The authors tackled the problem of explaining recommendations from GNN-based recommender systems, which lack user-friendly explanations, by proposing GREASE to generate factual and counterfactual explanations through adjacency matrix perturbations, achieving concise and effective results in experiments on real-world datasets.
Recently, graph neural networks (GNNs) have been widely used to develop successful recommender systems. Although powerful, it is very difficult for a GNN-based recommender system to attach tangible explanations of why a specific item ends up in the list of suggestions for a given user. Indeed, explaining GNN-based recommendations is unique, and existing GNN explanation methods are inappropriate for two reasons. First, traditional GNN explanation methods are designed for node, edge, or graph classification tasks rather than ranking, as in recommender systems. Second, standard machine learning explanations are usually intended to support skilled decision-makers. Instead, recommendations are designed for any end-user, and thus their explanations should be provided in user-understandable ways. In this work, we propose GREASE, a novel method for explaining the suggestions provided by any black-box GNN-based recommender system.
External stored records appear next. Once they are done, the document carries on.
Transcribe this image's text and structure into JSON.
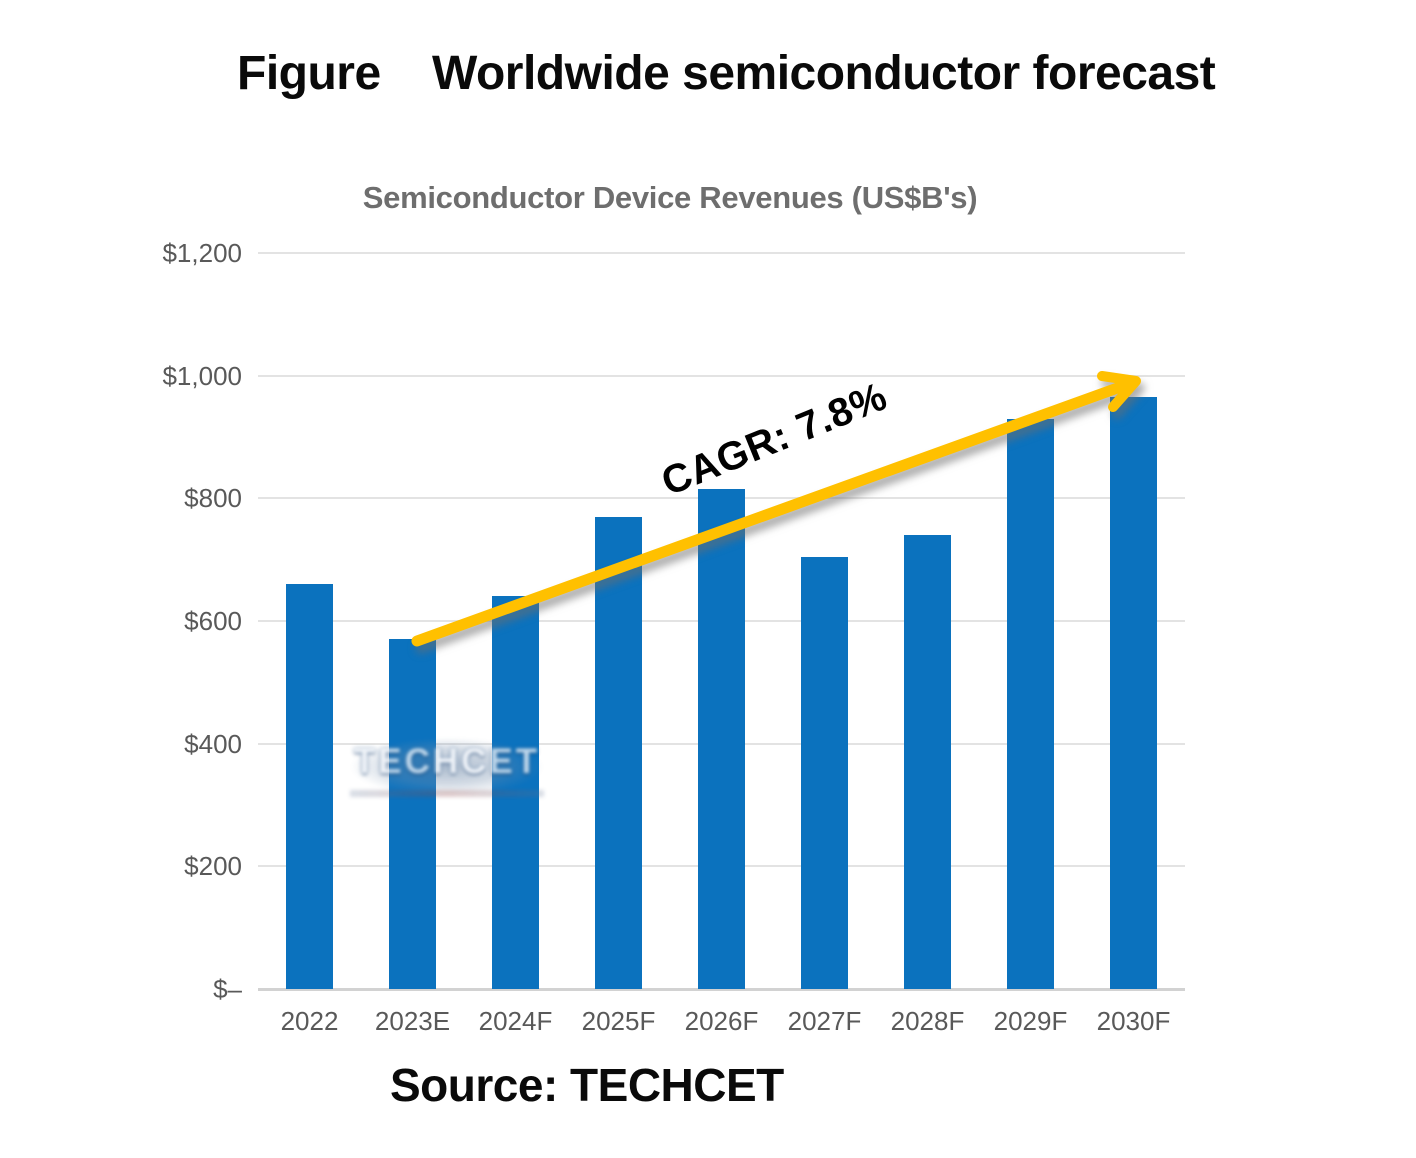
{
  "figure": {
    "title": "Figure    Worldwide semiconductor forecast",
    "source": "Source: TECHCET",
    "watermark": "TECHCET"
  },
  "chart_data": {
    "type": "bar",
    "title": "Semiconductor Device Revenues (US$B's)",
    "categories": [
      "2022",
      "2023E",
      "2024F",
      "2025F",
      "2026F",
      "2027F",
      "2028F",
      "2029F",
      "2030F"
    ],
    "values": [
      660,
      570,
      640,
      770,
      815,
      705,
      740,
      930,
      965
    ],
    "xlabel": "",
    "ylabel": "",
    "ylim": [
      0,
      1200
    ],
    "ytick_step": 200,
    "ytick_labels_bottom_to_top": [
      "$–",
      "$200",
      "$400",
      "$600",
      "$800",
      "$1,000",
      "$1,200"
    ],
    "grid": true,
    "legend": "none",
    "bar_color": "#0b72be",
    "gridline_color": "#e3e3e3",
    "axis_label_color": "#595959",
    "annotation": {
      "text": "CAGR: 7.8%",
      "color": "#000000"
    },
    "trend_arrow": {
      "color": "#ffc000",
      "from": {
        "category": "2023E",
        "value": 570
      },
      "to": {
        "category": "2030F",
        "value": 985
      }
    }
  }
}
Specifically, GREASE first trains a surrogate model on a target user-item pair and its $l$-hop neighborhood. Then, it generates both factual and counterfactual explanations by finding optimal adjacency matrix perturbations to capture the sufficient and necessary conditions for an item to be recommended, respectively. Experimental results conducted on real-world datasets demonstrate that GREASE can generate concise and effective explanations for popular GNN-based recommender models.